Ужин в комендантском доме был именно ужином, а не каким-то деловым мероприятием, сочетающимся с приемом пищи.
Сначала была баня, которая окончательно вернула меня к жизни, а затем вечерняя трапеза. Так выразился отец Федор от имени хозяина, пригласивший нас пройти в большую столовую.
О каких-либо делах говорить не хотелось. Краем глаза я заметил, что Петр что-то спросил у коменданта, тот отрицательно покачал головой и махнул рукой. Скорее всего, он выяснял, есть ли что-то неотложное, требующее моего срочного вмешательства, или ситуация может подождать до утра.
Тимофей сразу же проверил кухню и весь персонал, отдав какие-то распоряжения.
В середине ужина к комендантским официантам присоединился Северьян. Было видно, как он волнуется, но, тем не менее, на мой взгляд, он успешно сдал неожиданный экзамен.
Я спал очень крепко, без каких-либо сновидений, ни разу не проснувшись, и открыл глаза только к полудню.
Этот факт поверг меня в трепет. Такое со мной после попадания случалось, наверное, во второй раз.
Первый раз это было, если мне не изменяет память, в море, после какого-то шторма. Да, батенька, ушатали вас забайкальские дороги.
Весь день я провел, осматривая Читу и её окрестности. Положение дел меня порадовало, ничего плохого я не увидел, все строится и развивается.
Вопросов мне никто не задавал, но и так было понятно, что всех интересует ближайшее будущее каторжан и ссыльных Забайкалья, судьба которых теперь целиком находится в моих руках.

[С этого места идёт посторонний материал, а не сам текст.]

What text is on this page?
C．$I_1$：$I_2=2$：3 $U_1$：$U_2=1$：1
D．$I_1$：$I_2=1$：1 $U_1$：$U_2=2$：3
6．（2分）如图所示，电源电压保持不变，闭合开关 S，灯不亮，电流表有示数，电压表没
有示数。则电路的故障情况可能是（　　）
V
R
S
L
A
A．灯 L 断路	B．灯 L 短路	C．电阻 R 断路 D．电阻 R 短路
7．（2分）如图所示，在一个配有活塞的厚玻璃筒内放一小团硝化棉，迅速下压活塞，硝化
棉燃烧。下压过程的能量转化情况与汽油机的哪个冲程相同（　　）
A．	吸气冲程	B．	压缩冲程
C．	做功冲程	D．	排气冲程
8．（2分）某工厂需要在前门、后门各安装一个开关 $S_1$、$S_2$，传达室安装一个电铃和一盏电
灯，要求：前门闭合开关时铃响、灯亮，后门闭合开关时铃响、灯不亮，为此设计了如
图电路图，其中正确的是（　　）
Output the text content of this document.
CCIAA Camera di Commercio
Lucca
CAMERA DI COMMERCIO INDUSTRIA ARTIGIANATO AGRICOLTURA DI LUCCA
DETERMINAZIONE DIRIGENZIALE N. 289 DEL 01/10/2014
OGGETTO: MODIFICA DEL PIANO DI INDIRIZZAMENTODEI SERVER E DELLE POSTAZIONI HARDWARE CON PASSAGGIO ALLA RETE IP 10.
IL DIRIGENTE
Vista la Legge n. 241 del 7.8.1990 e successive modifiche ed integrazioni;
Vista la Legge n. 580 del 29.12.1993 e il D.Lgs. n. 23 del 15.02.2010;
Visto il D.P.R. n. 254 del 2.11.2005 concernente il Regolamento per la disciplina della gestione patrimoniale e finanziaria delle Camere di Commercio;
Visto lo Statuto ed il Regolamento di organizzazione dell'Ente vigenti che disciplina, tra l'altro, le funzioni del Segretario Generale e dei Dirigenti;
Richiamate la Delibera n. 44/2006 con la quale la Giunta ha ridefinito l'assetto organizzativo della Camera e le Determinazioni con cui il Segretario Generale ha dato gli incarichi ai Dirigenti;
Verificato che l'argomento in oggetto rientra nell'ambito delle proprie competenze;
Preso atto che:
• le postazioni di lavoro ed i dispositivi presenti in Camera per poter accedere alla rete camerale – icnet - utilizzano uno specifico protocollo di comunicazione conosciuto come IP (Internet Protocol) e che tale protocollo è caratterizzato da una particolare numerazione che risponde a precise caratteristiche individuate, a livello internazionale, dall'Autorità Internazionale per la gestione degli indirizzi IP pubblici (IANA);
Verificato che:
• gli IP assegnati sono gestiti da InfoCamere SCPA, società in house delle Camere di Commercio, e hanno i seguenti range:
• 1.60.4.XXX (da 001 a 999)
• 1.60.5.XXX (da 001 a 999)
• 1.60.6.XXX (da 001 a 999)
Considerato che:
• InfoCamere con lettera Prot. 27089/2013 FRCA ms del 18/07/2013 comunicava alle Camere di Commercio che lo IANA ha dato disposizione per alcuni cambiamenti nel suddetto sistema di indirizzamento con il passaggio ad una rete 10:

Вечером жена коменданта Кропачева представила мне молодую и очень симпатичную особу — Аполлинарию Семеновну Смольянинову, среднюю дочь недавно вышедшего на пенсию управляющего Читинской волости, который занимал эту должность больше тридцати лет.
Молодая особа, кстати, всего на два года моложе меня, скрывать свои чувства совершенно не умеет, и видно, что с трудом сдерживается, чтобы не начать задавать мне вопросы.
Русский морской офицер Дмитрий Иринархович Завалишин стал декабристом, я считаю, по собственной глупости и из-за клеветы младшего брата Ипполита. В деятельности тайных обществ он не участвовал и в восстаниях участия не принимал. Всего лишь разделял их взгляды и не скрывал этого. После первых допросов был освобожден, но затем арестован повторно и осужден.
Произошло это благодаря его родному младшему брату Ипполиту, который написал клеветнический донос. Затем последовали другие доносы, и под суд, а затем на каторгу, отправились еще несколько человек.
Сам Ипполит тоже оказался среди каторжан, которые, за исключением Лунина, выказывают ему презрение.
Ипполит Завалишин вызывает у меня отвращение. Он не будет мною помилован и вместе с уголовниками, убийцами и насильниками в кандалах пойдет по этапу в Красноярск.
А Дмитрия Иринарховича мне хочется освободить как можно скорее. Его я хочу взять с собой в сплав по Амуру.
Молодую особу я решил не томить неизвестностью, и как только супруга коменданта отошла от нас после представления, прямо спросил её:
— Позвольте спросить вас, сударыня. Вы по-прежнему любите господина Завалишина и желаете стать его женой? — мой вопрос не смутил молодую особу. Она явно ждала чего-то подобного и только побледнела, отчего стала выглядеть еще лучше.
— Да, ваша светлость.
— Я задал вам этот вопрос, Аполлинария Семеновна, не из праздного любопытства. Дмитрию Иринарховичу будет предложено поехать со мной в экспедицию по Амуру, и я хочу, чтобы вы понимали, что вас ждет, если вы разделите с ним его судьбу.
Аполлинария вытянулась как струна и тихо, но очень четко ответила:
— Я за любимым человеком пойду на край света, а если судьба велит ждать его, то до гробовой доски.
— Уезжая из Иркутска, я отдал все необходимые распоряжения, и полагаю, что в ближайшее время господин Завалишин прибудет в Читу.
В последний день перед отъездом в Забайкалье я распорядился доставить всех каторжан и ссыльных, осужденных не по уголовным статьям, в Иркутск и Читу, в зависимости от места нахождения. Разумеется, снять со всех кандалы, если кто-то еще удостоен такой «чести».
Нижних чинов — участников выступления декабристов в Забайкалье — было несколько человек, и я приказал их всех сразу же привезти в Сретенск. Дергать кота за усы — не самое разумное занятие, и вряд ли Государю понравится их фактическое освобождение, если они, например, окажутся в Иркутске.
А глухое Забайкалье и последующее Приамурье — как раз то, что надо. Думаю, царя-батюшку это очень устроит.
Все задуманное должны осуществить специальные люди, отобранные и проинструктированные Яном. Всего их будет десять человек в сопровождении десятка казаков.